The AMIQ Institute

The AMIQ Archives

The Seal Islands of the Bering Sea Archives consist of materials collected by Susanne Swibold and Helen Corbett on the Pribilof Islands, Alaska (1981-1993) and Commander Islands, Kamchatka (1994-1998). The archives include:

· 400,000 photographic images (b&w, color negative, slides, prints)
· 250 hours of movie footage, 100 hours of video footage
· 200 hours of sound recordings (oral histories, wild sound)
· field notes and journals
· rare photographs and first-edition historical records of these islands from the late 19th and early 20th centuries.

The archives provide a comprehensive, multi-disciplinary portrait of the Aleut culture in an ecological context, with extensive recording of fur seal, sea bird and other biological communities in these ecosystems. It documents the demise of Aleut seal-harvesting cultures and community efforts to overcome geographic isolation, economic vulnerability, rapid social and cultural change, ill-informed opposition to sustainable resource use, and large-scale development scenarios. The archives show a northern culture dealing with resource issues at a time when the Bering Sea environment is in serious decline, and when industrial-scale fishing, pollution, and climate change appear to threaten recovery of biological populations that have traditionally sustained these cultures.

A sample of the archives' content:
· the world's largest single collection of photographs of the northern fur seal and breeding rookeries
· film and sound recordings of Aleut elders and artists Sergie and Agnes Savoroff, William Tcherpianoff Sr., John Hoover
· Aleut Orthodox liturgical songs led by Archpriest Michael Lestenkof
· Aleut environmental knowledge (Nick Stepetin, Greg Fratis Sr., Lavrenty Stepetin, Larry Merculieff)
· recordings of rare Attuan Aleut dialect from Medny Island
· community meetings depicting Aleuts grappling with sudden, chaotic change.

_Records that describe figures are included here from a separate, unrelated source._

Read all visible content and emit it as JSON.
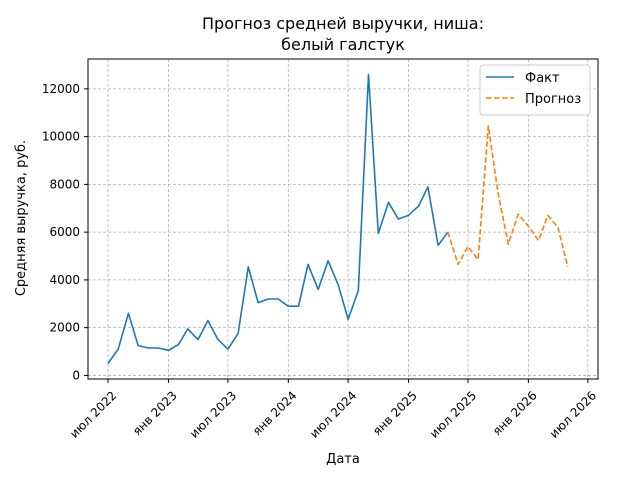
{
  "chart_data": {
    "type": "line",
    "title_lines": [
      "Прогноз средней выручки, ниша:",
      "белый галстук"
    ],
    "xlabel": "Дата",
    "ylabel": "Средняя выручка, руб.",
    "xlim": [
      "2022-05-01",
      "2026-08-01"
    ],
    "ylim": [
      -150,
      13250
    ],
    "x_ticks": [
      {
        "date": "2022-07-01",
        "label": "июл 2022"
      },
      {
        "date": "2023-01-01",
        "label": "янв 2023"
      },
      {
        "date": "2023-07-01",
        "label": "июл 2023"
      },
      {
        "date": "2024-01-01",
        "label": "янв 2024"
      },
      {
        "date": "2024-07-01",
        "label": "июл 2024"
      },
      {
        "date": "2025-01-01",
        "label": "янв 2025"
      },
      {
        "date": "2025-07-01",
        "label": "июл 2025"
      },
      {
        "date": "2026-01-01",
        "label": "янв 2026"
      },
      {
        "date": "2026-07-01",
        "label": "июл 2026"
      }
    ],
    "y_ticks": [
      0,
      2000,
      4000,
      6000,
      8000,
      10000,
      12000
    ],
    "grid": true,
    "legend_position": "top-right",
    "series": [
      {
        "name": "Факт",
        "color": "#1f77b4",
        "style": "solid",
        "points": [
          [
            "2022-07-01",
            500
          ],
          [
            "2022-08-01",
            1100
          ],
          [
            "2022-09-01",
            2600
          ],
          [
            "2022-10-01",
            1250
          ],
          [
            "2022-11-01",
            1150
          ],
          [
            "2022-12-01",
            1150
          ],
          [
            "2023-01-01",
            1050
          ],
          [
            "2023-02-01",
            1300
          ],
          [
            "2023-03-01",
            1950
          ],
          [
            "2023-04-01",
            1500
          ],
          [
            "2023-05-01",
            2300
          ],
          [
            "2023-06-01",
            1500
          ],
          [
            "2023-07-01",
            1100
          ],
          [
            "2023-08-01",
            1750
          ],
          [
            "2023-09-01",
            4550
          ],
          [
            "2023-10-01",
            3050
          ],
          [
            "2023-11-01",
            3200
          ],
          [
            "2023-12-01",
            3200
          ],
          [
            "2024-01-01",
            2900
          ],
          [
            "2024-02-01",
            2900
          ],
          [
            "2024-03-01",
            4650
          ],
          [
            "2024-04-01",
            3600
          ],
          [
            "2024-05-01",
            4800
          ],
          [
            "2024-06-01",
            3800
          ],
          [
            "2024-07-01",
            2350
          ],
          [
            "2024-08-01",
            3550
          ],
          [
            "2024-09-01",
            12600
          ],
          [
            "2024-10-01",
            5950
          ],
          [
            "2024-11-01",
            7250
          ],
          [
            "2024-12-01",
            6550
          ],
          [
            "2025-01-01",
            6700
          ],
          [
            "2025-02-01",
            7100
          ],
          [
            "2025-03-01",
            7900
          ],
          [
            "2025-04-01",
            5450
          ],
          [
            "2025-05-01",
            6000
          ]
        ]
      },
      {
        "name": "Прогноз",
        "color": "#ff7f0e",
        "style": "dashed",
        "points": [
          [
            "2025-05-01",
            6000
          ],
          [
            "2025-06-01",
            4650
          ],
          [
            "2025-07-01",
            5400
          ],
          [
            "2025-08-01",
            4850
          ],
          [
            "2025-09-01",
            10450
          ],
          [
            "2025-10-01",
            7600
          ],
          [
            "2025-11-01",
            5500
          ],
          [
            "2025-12-01",
            6750
          ],
          [
            "2026-01-01",
            6250
          ],
          [
            "2026-02-01",
            5650
          ],
          [
            "2026-03-01",
            6700
          ],
          [
            "2026-04-01",
            6200
          ],
          [
            "2026-05-01",
            4550
          ]
        ]
      }
    ]
  }
}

Amiq Institute is now seeking funding to scan a selection of the archives into digital format to make available through the Pribilof schools, the Aleut Heritage Library and Archive of the Aleutian/Pribilof Islands Association, Anchorage, and the Aleutsky Regional Study Museum in Nikolskoye, Bering Island. The material can be adapted into "talking maps", cultural atlases and information-restricted Web sites. An archives team, with representatives from the Pribilof and Commander communities, will explore what parts of the archives will be available to Aleuts, other native communities, northern scholars, and the general public.